Yukarıdaki tablodan görüleceği üzere, X firmasının Bay A’nın istihdamı üzerinden sağlayacağı sigorta primi avantajı 2010 yılı için 5.663,91 TL olup, sigorta primi avantajı sigorta matrahı üzerinden % 9,75 (=5.663,91/58.091,40) olmakla birlikte, brüt ücret üzerinden ise yaklaşık % 6 (=5.663,91/96.000) seviyesinde gerçekleşmektedir. 5.2.3 Damga vergisi teşviki 5746 sayılı Kanun uyarınca Ar-Ge merkezlerinde çalışan Ar-Ge personeline yapılan ücret ödemeleri üzerinden damga vergisi hesaplanmayacaktır.
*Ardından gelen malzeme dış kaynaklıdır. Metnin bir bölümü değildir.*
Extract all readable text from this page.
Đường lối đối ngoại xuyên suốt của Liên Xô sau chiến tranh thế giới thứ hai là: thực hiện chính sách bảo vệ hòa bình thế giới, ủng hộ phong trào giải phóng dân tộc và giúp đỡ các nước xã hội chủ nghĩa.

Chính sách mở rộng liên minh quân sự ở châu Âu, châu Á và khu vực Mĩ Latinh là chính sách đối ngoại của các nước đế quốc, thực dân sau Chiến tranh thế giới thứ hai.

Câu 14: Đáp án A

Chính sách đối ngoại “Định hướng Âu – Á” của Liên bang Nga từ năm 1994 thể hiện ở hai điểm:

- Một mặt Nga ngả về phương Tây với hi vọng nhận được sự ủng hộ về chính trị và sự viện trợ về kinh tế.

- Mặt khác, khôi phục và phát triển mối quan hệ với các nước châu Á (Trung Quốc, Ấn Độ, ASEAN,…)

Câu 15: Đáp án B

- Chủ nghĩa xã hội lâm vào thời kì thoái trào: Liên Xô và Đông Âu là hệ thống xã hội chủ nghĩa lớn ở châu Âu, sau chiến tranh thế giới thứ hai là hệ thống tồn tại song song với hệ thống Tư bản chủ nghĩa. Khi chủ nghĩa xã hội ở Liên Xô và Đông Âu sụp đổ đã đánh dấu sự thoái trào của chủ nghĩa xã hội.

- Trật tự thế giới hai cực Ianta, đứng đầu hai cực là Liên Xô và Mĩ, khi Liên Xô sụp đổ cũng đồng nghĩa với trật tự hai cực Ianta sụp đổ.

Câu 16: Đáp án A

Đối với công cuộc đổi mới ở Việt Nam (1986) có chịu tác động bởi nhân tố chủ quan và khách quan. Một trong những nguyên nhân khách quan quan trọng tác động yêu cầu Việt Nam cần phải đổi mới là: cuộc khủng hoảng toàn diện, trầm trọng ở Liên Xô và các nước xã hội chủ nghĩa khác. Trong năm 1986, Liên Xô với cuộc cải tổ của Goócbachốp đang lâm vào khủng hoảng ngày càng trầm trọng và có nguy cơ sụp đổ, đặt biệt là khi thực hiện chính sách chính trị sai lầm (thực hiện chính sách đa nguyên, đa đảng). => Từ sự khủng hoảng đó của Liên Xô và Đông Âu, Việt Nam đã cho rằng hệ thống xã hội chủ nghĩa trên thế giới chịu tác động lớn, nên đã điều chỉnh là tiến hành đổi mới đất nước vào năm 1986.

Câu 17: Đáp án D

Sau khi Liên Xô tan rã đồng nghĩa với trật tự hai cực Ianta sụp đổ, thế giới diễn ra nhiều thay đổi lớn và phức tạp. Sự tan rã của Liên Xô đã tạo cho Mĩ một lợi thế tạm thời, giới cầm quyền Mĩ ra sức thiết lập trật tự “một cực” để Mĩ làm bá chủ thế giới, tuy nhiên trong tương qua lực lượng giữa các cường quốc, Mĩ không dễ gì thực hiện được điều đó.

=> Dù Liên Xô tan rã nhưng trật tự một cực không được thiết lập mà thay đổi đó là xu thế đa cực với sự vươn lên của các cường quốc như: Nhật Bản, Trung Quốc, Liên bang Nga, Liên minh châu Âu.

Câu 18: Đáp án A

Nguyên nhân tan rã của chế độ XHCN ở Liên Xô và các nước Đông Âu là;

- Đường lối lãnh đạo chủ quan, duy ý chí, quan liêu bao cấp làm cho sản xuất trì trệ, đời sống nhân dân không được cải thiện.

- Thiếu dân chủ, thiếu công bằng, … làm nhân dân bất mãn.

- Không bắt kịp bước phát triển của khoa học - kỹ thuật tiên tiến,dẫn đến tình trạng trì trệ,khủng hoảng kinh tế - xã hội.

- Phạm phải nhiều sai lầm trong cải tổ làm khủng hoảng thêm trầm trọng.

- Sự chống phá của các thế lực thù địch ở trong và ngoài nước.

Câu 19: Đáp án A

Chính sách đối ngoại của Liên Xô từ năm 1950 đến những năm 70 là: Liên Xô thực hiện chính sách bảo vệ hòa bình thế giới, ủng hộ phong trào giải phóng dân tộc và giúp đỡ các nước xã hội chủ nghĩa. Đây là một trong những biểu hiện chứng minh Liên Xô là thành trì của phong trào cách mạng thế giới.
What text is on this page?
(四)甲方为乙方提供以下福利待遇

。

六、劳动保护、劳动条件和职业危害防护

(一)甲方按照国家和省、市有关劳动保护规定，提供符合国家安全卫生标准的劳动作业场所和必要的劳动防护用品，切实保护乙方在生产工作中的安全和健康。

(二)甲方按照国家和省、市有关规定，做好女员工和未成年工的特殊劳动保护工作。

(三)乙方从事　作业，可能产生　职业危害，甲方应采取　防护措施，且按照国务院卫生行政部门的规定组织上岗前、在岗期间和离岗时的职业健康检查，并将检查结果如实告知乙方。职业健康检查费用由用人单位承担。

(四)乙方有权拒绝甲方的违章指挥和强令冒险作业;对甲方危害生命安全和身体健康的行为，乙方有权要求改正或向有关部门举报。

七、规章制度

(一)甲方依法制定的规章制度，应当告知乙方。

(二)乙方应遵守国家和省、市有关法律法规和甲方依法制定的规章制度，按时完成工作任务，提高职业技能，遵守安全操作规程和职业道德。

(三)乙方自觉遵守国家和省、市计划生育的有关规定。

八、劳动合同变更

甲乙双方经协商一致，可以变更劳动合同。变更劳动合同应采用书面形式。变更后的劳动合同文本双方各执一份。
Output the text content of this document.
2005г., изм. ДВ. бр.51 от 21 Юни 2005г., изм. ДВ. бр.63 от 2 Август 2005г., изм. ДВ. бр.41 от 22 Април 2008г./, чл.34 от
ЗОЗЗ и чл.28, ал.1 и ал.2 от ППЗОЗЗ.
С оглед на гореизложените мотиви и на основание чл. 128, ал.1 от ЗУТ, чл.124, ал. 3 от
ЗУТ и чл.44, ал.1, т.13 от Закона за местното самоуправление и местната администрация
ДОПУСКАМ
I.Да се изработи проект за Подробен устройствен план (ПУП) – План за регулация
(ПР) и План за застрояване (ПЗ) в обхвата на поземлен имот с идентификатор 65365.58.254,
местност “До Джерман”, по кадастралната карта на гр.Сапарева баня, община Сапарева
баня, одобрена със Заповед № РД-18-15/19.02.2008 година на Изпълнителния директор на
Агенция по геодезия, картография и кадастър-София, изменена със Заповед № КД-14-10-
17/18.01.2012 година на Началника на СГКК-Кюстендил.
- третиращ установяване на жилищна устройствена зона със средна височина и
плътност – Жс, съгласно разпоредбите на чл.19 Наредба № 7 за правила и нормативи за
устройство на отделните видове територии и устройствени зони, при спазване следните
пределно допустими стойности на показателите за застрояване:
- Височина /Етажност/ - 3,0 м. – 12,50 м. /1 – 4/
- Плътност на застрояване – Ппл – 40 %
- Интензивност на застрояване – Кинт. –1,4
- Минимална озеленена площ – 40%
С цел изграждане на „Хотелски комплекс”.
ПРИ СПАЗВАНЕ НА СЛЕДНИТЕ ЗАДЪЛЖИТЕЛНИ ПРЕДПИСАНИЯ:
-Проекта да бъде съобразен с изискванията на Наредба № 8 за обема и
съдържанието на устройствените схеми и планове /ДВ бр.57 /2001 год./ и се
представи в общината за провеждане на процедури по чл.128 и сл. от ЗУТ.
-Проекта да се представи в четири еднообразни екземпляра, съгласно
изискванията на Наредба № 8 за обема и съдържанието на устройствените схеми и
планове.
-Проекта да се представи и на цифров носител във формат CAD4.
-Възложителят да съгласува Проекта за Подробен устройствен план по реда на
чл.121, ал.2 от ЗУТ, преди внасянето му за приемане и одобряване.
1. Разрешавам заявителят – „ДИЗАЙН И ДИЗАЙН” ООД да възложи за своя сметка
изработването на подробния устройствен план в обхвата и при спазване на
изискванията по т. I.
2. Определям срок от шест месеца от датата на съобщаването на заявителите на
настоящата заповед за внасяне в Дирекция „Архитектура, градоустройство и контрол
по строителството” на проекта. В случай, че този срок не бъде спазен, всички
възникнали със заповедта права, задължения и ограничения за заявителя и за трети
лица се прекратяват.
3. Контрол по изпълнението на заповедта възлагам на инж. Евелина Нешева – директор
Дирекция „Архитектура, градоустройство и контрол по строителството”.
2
Ücretler (brüt ücretler) 01.01.2010 tarihinden itibaren % 0,66 oranında damga vergisine tabi bulunmaktadır. Dolayısıyla istihdam üzerindeki vergi avantajı damga vergisi açısından % 0,66 oranında gerçekleşecektir. 5.3 Nakit teşvikler (Doğrudan nakit avantajları) Önceki bölümlerde yer verildiği üzere Ar-Ge faaliyetlerine nakit destek veren kuruluşlar olarak TÜBİTAK ve TTGV (Türkiye Teknoloji Geliştirme Vakfı) ön plana çıkmakla birlikte, TTGV tarafından firmalara 4 yıl içinde ödenmek şartıyla en fazla 2 milyon ABD Dolarına kadar geri ödemeli nakit destek sağlanmaktadır. Öte yandan, TÜBİTAK ise onaylamış olduğu Ar-Ge projelerine ilişkin harcamaların % 60’a kadarlık kısmını “Ar-Ge Yardımı” adı altında hibe etmek suretiyle nakit destek sağlayabilmektedir. Örneğin Ar-Ge merkezinde TÜBİTAK tarafından önceden onaylanmış ve desteklenmesi uygun görülmüş bir Ar-Ge projesinde 2010 yılında yapılan harcama tutarının 10.000.000 TL, destek oranının ise % 40 olduğu varsayılırsa firmanın sağlayacağı nakit destek tutarı (doğrudan nakit avantajı) 4.000.000 TL olacaktır. Yukarıda yer verilen açıklamalar ve yazımızda verilen X firması özelinde Ar-Ge merkezlerine sağlanan avantajlar özetlenerek aşağıdaki tabloda yer aldığı şekilde hesaplanmıştır. X firmasının 5746 sayılı Kanun uyarınca kurulan Ar-Ge merkezinde tam zamanlı 50 personel çalıştırdığı, doktoralı personel bulunmadığı, 2010 yılında her bir personelin aylık brüt ücretinin 8.000 TL olduğu, tüm personelin bekar olduğu varsayılmıştır. Ayrıca, X firmasının 2010 yılında Ar-Ge merkezinde gerçekleştirdiği Ar-Ge harcamasının 10.000.000 TL olduğu ve buna ilişkin TÜBİTAK’tan %40 oranında nakit desteğe hak kazandığı/kazanacağı varsayılmıştır.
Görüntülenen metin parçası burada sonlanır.